I checked the area around the free bridge from Stone Harbor to Nummy Island this morning before work. Low tide was at 5:22 a.m., but with the persistent (emphasis: persistent!) northeast winds of late, plus the recent full moon, most of the mudflats were already covered. The one remaining little island south/ocean side of the bridge, however, had two Marbled Godwits standing on it, with a few Western Willets and other shorebirds. As the tide came in, the flats on the north/inland side of the bridge accumulated shorebirds until they, too, were covered. These including the two relocating godwits, 120 Red Knots, 10 or so Western Willets, and small numbers of peep, Black-bellied and Semipalmated Plovers, and American Oystercatchers. Two Caspian Terns joined the Royals, Forsters and Commons.

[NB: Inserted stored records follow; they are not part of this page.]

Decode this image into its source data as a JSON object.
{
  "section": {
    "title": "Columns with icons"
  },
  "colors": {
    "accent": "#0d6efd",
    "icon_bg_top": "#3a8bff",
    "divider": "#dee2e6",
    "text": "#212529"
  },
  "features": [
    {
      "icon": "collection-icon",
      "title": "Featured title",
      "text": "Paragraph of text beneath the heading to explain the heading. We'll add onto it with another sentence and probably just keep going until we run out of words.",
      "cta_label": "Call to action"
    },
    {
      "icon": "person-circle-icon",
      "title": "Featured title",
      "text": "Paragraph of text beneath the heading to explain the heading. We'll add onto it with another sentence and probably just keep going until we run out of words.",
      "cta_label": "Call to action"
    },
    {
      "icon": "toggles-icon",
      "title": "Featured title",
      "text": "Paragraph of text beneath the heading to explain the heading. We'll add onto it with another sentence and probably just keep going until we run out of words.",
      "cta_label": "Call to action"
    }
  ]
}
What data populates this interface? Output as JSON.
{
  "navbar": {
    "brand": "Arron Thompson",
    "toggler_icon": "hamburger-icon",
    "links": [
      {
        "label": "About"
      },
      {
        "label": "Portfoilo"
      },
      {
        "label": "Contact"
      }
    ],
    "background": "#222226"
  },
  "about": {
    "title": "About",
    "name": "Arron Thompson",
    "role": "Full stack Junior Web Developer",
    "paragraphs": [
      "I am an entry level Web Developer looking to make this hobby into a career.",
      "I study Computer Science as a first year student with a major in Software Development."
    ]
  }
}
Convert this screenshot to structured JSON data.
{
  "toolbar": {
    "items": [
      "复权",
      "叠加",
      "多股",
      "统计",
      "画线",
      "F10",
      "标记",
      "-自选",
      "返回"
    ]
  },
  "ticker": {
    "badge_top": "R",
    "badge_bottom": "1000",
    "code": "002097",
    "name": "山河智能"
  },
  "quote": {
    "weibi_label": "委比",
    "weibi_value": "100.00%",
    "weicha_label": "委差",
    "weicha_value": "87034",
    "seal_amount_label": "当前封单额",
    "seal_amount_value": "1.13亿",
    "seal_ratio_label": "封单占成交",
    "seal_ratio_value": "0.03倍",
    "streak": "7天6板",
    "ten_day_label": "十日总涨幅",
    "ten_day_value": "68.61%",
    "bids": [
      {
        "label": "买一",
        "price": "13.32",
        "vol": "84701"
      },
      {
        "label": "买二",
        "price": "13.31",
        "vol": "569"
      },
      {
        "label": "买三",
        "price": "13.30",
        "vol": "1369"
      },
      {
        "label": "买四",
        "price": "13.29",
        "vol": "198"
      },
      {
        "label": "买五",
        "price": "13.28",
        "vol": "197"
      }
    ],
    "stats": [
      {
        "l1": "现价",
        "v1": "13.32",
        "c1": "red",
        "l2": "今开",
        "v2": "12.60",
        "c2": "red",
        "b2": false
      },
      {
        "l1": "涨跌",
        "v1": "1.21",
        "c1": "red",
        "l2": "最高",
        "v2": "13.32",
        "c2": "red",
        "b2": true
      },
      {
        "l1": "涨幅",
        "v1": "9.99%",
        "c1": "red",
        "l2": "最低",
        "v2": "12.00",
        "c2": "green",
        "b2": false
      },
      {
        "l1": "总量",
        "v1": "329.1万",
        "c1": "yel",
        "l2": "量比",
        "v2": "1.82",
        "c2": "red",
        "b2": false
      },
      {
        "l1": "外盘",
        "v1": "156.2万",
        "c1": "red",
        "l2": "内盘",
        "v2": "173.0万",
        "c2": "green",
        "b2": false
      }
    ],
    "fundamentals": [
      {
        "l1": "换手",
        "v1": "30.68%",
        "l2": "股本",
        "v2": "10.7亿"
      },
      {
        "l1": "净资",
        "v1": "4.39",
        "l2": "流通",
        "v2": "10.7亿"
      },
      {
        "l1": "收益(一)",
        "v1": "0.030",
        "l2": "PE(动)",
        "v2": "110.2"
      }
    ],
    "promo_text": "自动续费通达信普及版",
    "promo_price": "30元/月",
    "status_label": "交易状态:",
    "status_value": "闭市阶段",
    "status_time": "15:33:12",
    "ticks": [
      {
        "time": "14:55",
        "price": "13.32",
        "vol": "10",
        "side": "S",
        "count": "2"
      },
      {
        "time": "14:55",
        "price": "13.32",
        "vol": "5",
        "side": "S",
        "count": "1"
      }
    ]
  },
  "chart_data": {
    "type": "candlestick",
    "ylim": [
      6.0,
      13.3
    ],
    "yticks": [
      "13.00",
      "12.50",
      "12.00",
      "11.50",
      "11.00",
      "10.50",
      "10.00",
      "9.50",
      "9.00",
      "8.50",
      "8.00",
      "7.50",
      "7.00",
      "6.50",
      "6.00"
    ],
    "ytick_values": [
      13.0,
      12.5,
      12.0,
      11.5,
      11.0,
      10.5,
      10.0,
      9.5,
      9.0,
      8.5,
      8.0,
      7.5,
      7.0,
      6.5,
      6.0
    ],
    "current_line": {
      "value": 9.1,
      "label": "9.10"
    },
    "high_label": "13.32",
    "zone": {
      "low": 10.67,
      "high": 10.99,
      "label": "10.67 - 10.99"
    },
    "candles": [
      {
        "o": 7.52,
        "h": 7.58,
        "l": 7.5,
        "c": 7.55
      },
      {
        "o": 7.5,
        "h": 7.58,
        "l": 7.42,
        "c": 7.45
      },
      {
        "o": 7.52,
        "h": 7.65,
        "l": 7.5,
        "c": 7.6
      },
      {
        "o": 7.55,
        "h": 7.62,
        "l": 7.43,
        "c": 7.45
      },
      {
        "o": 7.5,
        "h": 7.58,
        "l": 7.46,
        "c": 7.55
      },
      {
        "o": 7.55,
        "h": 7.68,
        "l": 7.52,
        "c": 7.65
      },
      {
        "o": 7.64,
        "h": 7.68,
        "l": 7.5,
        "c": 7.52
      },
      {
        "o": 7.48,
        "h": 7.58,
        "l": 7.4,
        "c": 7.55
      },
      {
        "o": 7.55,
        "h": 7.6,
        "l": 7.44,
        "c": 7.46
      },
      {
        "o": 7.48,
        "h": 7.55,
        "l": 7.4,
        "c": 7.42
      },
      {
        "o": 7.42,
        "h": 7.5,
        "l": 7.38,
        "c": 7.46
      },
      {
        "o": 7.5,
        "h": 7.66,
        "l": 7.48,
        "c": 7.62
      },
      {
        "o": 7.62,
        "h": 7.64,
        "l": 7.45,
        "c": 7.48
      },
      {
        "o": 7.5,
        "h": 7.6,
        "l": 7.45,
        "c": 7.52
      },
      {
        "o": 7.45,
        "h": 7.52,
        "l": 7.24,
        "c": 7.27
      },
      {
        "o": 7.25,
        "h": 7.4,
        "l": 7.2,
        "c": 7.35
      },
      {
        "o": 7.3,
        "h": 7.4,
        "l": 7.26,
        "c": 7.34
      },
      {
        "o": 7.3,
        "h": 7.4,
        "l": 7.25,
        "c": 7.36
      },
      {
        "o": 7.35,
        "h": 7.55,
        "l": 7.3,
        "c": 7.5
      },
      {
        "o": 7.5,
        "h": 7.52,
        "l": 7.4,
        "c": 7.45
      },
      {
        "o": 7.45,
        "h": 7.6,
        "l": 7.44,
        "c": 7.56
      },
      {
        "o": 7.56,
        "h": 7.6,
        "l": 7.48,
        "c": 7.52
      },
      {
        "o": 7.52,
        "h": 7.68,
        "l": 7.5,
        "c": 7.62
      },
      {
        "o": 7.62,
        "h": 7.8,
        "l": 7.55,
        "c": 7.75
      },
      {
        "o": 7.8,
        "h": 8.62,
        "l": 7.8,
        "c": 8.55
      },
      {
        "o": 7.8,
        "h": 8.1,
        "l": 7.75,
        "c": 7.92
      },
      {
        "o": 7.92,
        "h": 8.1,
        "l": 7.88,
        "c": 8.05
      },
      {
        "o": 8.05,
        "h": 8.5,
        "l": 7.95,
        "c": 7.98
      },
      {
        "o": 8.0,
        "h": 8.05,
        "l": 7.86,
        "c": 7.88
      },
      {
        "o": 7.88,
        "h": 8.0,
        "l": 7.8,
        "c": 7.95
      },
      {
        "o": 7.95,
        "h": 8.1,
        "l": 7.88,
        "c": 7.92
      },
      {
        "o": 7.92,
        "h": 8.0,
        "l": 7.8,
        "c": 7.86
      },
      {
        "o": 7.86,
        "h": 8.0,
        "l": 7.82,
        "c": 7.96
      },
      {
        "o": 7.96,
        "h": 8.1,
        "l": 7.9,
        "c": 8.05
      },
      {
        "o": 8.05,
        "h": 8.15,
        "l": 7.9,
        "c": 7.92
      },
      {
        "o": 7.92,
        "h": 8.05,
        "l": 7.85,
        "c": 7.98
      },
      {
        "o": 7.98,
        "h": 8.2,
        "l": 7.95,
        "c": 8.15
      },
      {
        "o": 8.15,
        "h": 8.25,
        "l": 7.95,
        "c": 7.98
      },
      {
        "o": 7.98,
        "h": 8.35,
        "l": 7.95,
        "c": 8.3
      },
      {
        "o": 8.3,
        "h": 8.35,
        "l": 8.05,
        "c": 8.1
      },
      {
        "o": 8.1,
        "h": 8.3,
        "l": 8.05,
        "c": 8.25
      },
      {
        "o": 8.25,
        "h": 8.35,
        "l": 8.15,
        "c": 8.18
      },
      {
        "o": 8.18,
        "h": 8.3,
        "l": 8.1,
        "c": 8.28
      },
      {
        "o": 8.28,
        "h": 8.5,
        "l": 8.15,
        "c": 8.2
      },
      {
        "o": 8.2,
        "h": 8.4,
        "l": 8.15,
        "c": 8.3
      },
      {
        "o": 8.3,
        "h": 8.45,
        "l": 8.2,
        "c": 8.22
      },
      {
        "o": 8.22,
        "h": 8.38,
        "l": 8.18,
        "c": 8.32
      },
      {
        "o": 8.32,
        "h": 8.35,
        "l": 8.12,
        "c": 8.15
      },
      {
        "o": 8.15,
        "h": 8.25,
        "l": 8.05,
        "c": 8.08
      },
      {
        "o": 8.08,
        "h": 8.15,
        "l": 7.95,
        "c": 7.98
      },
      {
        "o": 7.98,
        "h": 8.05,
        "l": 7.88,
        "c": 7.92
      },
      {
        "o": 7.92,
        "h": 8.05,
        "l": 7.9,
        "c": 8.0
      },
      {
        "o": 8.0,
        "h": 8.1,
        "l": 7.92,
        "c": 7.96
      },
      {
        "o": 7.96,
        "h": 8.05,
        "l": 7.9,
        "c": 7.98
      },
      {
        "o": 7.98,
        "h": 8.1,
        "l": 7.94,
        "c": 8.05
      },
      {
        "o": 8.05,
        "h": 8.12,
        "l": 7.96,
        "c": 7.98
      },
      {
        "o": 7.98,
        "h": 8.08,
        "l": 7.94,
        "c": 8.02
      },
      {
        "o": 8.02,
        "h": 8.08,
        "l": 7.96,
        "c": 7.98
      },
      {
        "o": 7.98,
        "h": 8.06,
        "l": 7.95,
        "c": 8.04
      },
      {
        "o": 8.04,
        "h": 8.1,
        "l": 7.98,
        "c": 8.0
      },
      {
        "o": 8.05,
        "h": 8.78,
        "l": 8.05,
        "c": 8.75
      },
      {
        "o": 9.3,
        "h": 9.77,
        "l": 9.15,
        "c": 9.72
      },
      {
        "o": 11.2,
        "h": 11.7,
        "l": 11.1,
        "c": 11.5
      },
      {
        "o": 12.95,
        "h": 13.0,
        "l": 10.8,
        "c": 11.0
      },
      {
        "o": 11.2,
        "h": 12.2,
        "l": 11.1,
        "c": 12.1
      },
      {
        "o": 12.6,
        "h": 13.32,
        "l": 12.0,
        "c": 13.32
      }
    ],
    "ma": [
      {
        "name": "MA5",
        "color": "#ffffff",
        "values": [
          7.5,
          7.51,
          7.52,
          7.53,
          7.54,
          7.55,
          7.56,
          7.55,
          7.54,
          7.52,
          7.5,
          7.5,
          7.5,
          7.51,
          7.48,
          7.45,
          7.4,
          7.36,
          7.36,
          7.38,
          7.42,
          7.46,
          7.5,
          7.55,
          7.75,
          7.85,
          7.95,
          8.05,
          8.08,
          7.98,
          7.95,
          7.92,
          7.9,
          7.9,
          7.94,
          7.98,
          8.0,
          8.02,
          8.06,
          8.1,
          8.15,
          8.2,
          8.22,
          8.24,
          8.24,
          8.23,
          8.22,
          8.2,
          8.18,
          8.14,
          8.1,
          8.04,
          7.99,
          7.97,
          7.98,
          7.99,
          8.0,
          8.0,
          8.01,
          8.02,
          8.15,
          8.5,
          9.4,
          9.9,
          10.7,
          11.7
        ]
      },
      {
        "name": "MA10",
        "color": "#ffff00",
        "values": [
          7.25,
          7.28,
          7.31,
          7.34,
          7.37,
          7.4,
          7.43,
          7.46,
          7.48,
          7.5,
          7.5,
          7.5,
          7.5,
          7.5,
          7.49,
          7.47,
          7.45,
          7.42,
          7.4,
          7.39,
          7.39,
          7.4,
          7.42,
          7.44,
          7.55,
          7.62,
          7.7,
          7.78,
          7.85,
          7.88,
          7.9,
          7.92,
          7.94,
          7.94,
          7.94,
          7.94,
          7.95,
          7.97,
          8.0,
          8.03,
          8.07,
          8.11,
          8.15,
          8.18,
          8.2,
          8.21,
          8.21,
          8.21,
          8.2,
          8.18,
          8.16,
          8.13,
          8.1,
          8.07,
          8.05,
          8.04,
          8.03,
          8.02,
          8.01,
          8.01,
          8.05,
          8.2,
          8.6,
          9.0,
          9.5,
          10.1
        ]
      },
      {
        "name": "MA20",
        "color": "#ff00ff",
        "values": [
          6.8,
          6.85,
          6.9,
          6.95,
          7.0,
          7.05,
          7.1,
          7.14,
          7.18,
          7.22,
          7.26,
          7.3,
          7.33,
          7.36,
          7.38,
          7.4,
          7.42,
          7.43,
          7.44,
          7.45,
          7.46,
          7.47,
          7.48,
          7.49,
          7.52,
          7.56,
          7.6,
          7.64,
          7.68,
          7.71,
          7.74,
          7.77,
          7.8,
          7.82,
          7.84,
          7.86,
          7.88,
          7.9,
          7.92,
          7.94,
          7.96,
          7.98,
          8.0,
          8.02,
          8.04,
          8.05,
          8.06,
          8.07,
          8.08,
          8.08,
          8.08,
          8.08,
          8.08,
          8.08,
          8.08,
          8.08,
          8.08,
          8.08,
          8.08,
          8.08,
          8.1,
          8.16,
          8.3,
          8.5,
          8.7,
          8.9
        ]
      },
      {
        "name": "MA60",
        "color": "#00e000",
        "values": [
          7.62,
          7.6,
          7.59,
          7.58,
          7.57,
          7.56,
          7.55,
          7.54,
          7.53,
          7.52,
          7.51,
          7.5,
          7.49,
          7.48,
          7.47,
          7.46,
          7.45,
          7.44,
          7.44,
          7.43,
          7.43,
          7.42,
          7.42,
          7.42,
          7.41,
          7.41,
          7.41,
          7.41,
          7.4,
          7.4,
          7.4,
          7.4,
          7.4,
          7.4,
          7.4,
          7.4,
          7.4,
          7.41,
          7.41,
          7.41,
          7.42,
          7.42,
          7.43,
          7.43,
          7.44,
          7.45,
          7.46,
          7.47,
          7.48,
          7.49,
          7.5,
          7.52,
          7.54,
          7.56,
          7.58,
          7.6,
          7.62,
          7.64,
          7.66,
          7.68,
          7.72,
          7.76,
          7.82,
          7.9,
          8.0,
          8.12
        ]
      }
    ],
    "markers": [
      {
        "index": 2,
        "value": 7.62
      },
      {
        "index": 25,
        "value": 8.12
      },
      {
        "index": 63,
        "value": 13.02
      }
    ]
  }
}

I was birding from the Stone Harbor side of the bridge, which has good light conditions in the early morning - just watch for traffic, which has delightfully diminished after Labor Day. By 7:45 a.m., about 2 hours 20 minutes after the forecast low tide, there was almost no shorebird habitat left. Normally this area seems at its best at mid tide or a bit later, i.e. at least 3 hours before or after low, when there is plenty of habitat still exposed but not so much that birds are dispersed.
Off Stone Harbor, the ocean held. . .nothing. Only Great Black-backed Gulls were braving the wind. There was a decent Tree Swallow tornado moving around the parking lot, maybe 1000 birds and one of my favorite fall spectacles.
I heard someone had a Golden-winged Warbler at Higbee today. Karl Lukens sent the following report from the state park: "The state park was fairly active this morning with numerous Gnatcatchers, Red-eyed Vireos, Redstarts, and Baltimore Orioles. Several Empidonax Flycatchers were seen but only one, a Yellow-bellied Flycatcher, was ID'ed. Many Bobolinks flying overhead. -Karl (Steve, Warren, Kathy, Roger, Tom)"
I've been bumping into Northern Waterthrushes everywhere - in my yard, next to the Stone Harbor parking lot, next to the Dennisville WaWa, here at CMBO-CRE. NOWA numbers are peaking now, and that's a lot - thanks to this bird's vast breeding range.
There isn't a west wind in sight, well, a front may cross the area something like next Tuesday and bring west winds after it. However, winds will be north and skies clear on Saturday, or so says the forecast right now, thus the prospects are improved for hawks during the day, and maybe a landbird flight Saturday night.